Turkey: Suddenly at War with the Kurds and Perhaps the Islamic State
Turkey’s president, Recep Tayip Erdogan, is playing a dangerous game of divide and conquer, both at home and in the region. Having spent the best part of the conflict in Syria acquiescing to Isis – which has been using Turkish territory as a transit point into Syria, and using it to build a lucrative commercial hub – Turkey has started targeting the jihadis in Syria.
However, Turkey has also started bombing the Kurdistan Workers’ Party (PKK) and its bases in Iraq and Syria. This could be disastrous for the international community’s efforts to defeat Isis given that, while Turkey has been mostly a hindrance in the war on Isis, the PKK, and its sister-group, the Democratic Union Party (PYD), has been the most effective anti-Isis fighting force on the ground in Syria.
Many believe Turkey’s targeting of Isis is only a pretext for its efforts to suppress the PKK, which has fought the Turkish state for a combination of territorial, political and human rights for Turkey’s beleaguered 20 million Kurds. As Nato meets today to discuss Turkey's military campaign against Isis and the PKK, it will have to consider whether it wants to be sucked into Turkey’s toxic domestic politics.
Erdogan emerged from Turkey’s recent elections weaker and without a majority. That election also saw the Peoples’ Democratic Party (HDP) – a Kurdish party that has historic ties to the PKK – enter Turkey’s parliament for the first time. The HDP’s historic success represented a milestone in Turkey’s relationship with its Kurds and suggested that the country and its Kurdish issue was moving forward.
Erdogan may be hoping that attacking the PKK – and stoking anti-Kurdish sentiments among Turks – will bring him the majority he needs in a potential snap election. Erdogan has also all but dismissed the possibility of peace, and has even gone as far as suggesting that the HDP, which won overwhelming support from Turkey’s Kurds, and indeed Turks, could be prosecuted for having ties to the PKK.
Such a stance contrasts starkly with current regional dynamics that have been largely in favour of the Kurdish groups.

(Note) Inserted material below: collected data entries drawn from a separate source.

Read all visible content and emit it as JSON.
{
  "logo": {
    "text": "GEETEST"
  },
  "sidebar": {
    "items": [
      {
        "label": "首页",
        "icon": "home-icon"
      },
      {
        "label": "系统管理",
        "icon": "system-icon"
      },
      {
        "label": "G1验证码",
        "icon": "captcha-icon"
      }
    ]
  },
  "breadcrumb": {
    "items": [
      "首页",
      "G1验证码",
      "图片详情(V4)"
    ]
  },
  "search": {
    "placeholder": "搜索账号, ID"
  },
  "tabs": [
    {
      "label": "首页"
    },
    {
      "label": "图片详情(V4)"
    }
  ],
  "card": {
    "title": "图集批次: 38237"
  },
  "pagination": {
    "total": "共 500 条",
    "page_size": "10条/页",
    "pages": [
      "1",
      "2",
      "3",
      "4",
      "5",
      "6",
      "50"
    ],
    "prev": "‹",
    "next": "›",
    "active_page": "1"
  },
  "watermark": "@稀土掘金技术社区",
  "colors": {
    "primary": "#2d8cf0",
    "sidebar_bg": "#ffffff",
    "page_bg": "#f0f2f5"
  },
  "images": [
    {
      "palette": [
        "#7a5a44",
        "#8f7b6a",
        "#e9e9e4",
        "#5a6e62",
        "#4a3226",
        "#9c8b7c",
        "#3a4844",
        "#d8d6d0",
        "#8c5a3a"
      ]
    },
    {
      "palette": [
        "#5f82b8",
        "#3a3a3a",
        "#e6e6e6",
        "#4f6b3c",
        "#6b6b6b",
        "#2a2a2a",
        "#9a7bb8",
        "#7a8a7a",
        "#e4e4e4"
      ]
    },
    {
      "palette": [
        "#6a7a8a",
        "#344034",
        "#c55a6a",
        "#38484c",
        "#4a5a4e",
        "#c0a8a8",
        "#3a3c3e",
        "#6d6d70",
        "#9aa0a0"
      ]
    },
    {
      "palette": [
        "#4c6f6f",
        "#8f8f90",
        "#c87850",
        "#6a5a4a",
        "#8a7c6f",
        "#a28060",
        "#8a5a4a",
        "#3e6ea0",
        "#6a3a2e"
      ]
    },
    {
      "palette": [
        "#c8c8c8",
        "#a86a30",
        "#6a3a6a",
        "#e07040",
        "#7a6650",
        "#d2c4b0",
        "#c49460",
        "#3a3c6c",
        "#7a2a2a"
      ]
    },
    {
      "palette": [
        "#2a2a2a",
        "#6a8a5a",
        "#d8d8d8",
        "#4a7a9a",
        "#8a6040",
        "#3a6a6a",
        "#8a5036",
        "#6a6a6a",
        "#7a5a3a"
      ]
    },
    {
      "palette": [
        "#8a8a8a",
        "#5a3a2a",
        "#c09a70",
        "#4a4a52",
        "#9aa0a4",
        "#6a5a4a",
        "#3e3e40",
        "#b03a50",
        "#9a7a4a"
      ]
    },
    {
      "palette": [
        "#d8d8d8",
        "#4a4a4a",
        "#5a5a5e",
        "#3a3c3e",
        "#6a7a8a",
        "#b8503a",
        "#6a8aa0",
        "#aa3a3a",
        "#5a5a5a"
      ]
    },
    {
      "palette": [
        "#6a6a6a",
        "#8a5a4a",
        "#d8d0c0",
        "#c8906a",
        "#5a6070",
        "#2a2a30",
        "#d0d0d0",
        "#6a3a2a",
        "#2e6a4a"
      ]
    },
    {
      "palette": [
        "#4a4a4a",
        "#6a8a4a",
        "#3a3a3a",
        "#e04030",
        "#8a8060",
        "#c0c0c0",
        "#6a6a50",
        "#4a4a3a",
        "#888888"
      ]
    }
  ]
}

With its disciplined fighters, the pro-West and secular PYD has been successfully combating Isis ever since it emerged onto the scene, including during the formative stages of Isis’s emergence, when it was still a relatively unknown force.
The PYD is also the de-facto government of Syria’s north-eastern, and comparatively stable autonomous Syrian Kurdistan region, one of the rare success stories of the devastating conflict in Syria.
Erdogan and the Turkish state may assert the PKK and Isis are indistinguishable. Yet, that stands at odds with the position adopted by the international community and public opinion. The PYD and PKK have fought hand-in-hand with Western forces against Isis and are recognised as a crucial partner in the war against the jihadis.
While the PKK has negotiable objectives, Isis does not. The latter seeks the surrendering of fundamental human rights, values of tolerance, pluralism and integration. The former, as we know too well, does not.
Although Turkey’s war on Isis should be welcomed, it should not come at the expense of the Kurds. Erdogan himself has, in the past, dismissed the logic of airstrikes and incursions, on the basis that the PKK is a local problem and not a transnational one. The PKK is an indigenous Turkish organisation and has its principal support bases within Turkey, not across the borders in Syria and Iraq.
Airstrikes have helped degrade Isis over the past year but it has been ground forces, like the PKK/PYD in Syria or the Peshmerga and Shia militias in Iraq that have stunted Isis and prevented it from exploiting ungoverned areas or weak and impoverished populations. In other words, it is only ground troops that can defeat Isis. Given that Turkey has launched countless cross-border deployments over the decades, its most recent campaign against the PKK is yet another exercise in futility. And endorsing Turkey’s attacks on both Isis and the PKK is counter-intuitive to the extreme.
If it's genuinely committed to peace and stability, the West must encourage Turkey to go back to the peace process with the PKK and work with the HDP. It is only through meeting the democratic demands of Turkey’s Kurds, confronting Isis and preventing the jihadis from using Turkey territory to repair and rebuild that Turkey can achieve stability at home.
[Ranj Alaaldin is a Doctoral Researcher at the London School of Economics and Political Science and a Visiting Scholar at Columbia University.]